大豆による接着

Via Gizmag "Tofu ingredient used to create formaldehyde-free plywood glue"

ウィスコンシン州の米国農務省Forest Products Laboratoryでは、環境に優しい大豆由来の木材用接着剤を研究している。
 大豆たんぱく質から作られるこの粘着性物質は、石油由来の接着剤と同等に強力で、有毒な揮発性の成分を持たない。このプロジェクトに参加しているCharles Frihart博士によると、たんぱく質由来の接着剤は20世紀初頭には合板製造などに広く用いられてきたが、コストなどの理由で後に石油由来の製品に置き換えられた。しかし、環境問題や技術的進歩によって再び復活を遂げた。Frihartの目標は現在のものよりも強力な大豆由来の接着剤を開発することである。
 大豆由来の接着剤は現在石油由来の製品の市場の5%以下を占めるに過ぎないが、この研究によって世界中で「グリーンな」接着剤の使用が広がることが望まれている。

 石油由来の溶剤が有害であるとして、植物製品に置き換えが進んでいる例としては、印刷用のインクが挙げられる。大豆油インキは石油系の製品の代替として広く使われている。もちろん全く問題点が無い訳ではなく、リンク先にあるように1)乾燥が遅く、紙質を選ぶ 2)コストがやや高い、など完全に代替できるわけではない。それでも環境コストが重要視されていることで使用が広がっているらしい。

 合板や家具用の接着剤も正に室内で使われるわけで、当然揮発成分は少ないに越したことはない。またこのニュースが面白いと思った理由の一つは、これがある種復刻である点である。たんぱく質系の接着剤としては牛乳から製造されるカゼインが今でも使われているし、WW2の傑作爆撃機de Havilland Mosquitoの初期生産型もカゼイン系接着剤を使用していた。また木材用の接着剤で最高級のものが使われたのは航空機とピアノであり、実はWW1頃まで両者は共通点が多かったのだ。この辺は近代ピアノ技術史における進歩と劣化の 200 年(PDF)が常軌を逸して詳しい。

 ただ結局は合成樹脂に比して耐水性に劣り、使いにくく(添加剤などの配合が微妙で硬化にも時間がかかる)、強度的にも劣るため使用されなくなってしまった。

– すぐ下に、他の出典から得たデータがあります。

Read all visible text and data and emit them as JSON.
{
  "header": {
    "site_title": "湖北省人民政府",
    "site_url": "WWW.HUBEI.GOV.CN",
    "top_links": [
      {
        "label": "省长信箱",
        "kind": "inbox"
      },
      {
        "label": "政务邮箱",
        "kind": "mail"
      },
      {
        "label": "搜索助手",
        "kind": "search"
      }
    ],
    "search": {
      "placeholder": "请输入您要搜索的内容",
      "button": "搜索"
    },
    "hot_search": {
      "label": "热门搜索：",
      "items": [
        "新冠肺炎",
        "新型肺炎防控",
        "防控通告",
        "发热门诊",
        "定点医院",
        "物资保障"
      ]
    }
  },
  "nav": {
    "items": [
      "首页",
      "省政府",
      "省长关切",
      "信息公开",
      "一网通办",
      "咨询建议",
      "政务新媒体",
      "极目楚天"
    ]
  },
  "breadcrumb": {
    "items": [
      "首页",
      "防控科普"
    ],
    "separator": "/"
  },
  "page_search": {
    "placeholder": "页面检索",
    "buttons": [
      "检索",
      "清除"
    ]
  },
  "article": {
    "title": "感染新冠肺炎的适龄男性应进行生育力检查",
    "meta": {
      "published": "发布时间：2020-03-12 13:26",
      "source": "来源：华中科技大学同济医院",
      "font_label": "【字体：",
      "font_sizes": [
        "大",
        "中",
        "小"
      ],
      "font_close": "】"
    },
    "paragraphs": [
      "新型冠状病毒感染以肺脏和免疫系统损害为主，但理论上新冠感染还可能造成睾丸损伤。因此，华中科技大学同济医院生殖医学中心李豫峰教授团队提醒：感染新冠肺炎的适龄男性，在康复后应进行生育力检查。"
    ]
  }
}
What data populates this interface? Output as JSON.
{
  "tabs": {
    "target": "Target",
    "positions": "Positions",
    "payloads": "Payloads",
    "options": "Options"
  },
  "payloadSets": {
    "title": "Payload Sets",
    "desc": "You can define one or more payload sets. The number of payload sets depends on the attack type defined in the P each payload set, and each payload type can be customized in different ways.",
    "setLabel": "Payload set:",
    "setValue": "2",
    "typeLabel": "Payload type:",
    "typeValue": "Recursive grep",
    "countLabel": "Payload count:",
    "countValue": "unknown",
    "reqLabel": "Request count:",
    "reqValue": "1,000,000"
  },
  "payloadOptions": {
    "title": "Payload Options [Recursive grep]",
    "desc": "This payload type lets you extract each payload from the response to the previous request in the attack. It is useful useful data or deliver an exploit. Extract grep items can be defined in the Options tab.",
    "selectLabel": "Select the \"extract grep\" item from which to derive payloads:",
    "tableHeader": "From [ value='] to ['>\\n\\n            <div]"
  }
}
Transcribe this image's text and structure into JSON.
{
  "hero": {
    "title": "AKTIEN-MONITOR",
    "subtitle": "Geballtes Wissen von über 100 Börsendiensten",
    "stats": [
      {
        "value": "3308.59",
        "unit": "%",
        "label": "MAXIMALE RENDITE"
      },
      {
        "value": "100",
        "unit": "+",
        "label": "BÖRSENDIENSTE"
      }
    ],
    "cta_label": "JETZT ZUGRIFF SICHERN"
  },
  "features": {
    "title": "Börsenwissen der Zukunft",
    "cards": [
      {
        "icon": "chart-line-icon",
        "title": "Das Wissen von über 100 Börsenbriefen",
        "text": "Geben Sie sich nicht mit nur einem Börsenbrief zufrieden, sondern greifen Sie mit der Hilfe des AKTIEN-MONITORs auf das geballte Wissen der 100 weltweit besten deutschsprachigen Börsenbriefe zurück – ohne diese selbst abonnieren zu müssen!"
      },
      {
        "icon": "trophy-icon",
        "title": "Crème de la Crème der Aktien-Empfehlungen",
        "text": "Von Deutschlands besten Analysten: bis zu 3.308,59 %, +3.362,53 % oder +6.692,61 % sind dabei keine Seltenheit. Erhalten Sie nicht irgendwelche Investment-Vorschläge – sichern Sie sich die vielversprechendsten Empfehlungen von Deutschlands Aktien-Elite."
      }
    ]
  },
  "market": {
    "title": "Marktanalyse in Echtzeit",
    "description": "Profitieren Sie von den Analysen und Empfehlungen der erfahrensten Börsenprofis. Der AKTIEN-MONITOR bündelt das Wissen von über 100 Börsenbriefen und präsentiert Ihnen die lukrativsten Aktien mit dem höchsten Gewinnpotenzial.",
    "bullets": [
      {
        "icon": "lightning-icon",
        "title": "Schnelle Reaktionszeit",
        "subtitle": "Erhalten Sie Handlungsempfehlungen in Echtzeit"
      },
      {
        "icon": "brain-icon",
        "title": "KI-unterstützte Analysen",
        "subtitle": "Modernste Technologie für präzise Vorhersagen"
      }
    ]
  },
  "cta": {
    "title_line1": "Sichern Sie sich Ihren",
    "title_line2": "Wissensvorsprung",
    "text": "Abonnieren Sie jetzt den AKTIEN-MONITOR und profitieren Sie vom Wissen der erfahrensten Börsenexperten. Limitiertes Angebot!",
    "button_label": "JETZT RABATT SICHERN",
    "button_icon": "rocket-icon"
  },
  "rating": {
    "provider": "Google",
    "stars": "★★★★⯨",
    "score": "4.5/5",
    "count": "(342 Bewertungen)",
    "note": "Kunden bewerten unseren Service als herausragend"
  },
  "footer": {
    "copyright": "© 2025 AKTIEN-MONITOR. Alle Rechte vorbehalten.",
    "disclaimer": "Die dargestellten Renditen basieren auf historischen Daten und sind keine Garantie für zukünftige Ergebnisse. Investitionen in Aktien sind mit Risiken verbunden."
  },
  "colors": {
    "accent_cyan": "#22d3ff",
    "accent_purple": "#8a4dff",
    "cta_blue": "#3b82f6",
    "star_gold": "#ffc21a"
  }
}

 さて、大豆たんぱくは恐らく、牛乳から作られるカゼインよりはコスト的に優れているだろうが、何より使い勝手の向上がなければ辛いような気がする。例えばエポキシ並みに「チューブから出してすぐ使える」状態で販売できれば、一定の市場は確保できるんでなかろか。
 室内でもVOC汚染がここまで問題化される昨今、建売住宅などの売り文句としては「植物由来の低VOC住宅」は最適だろうと思われる。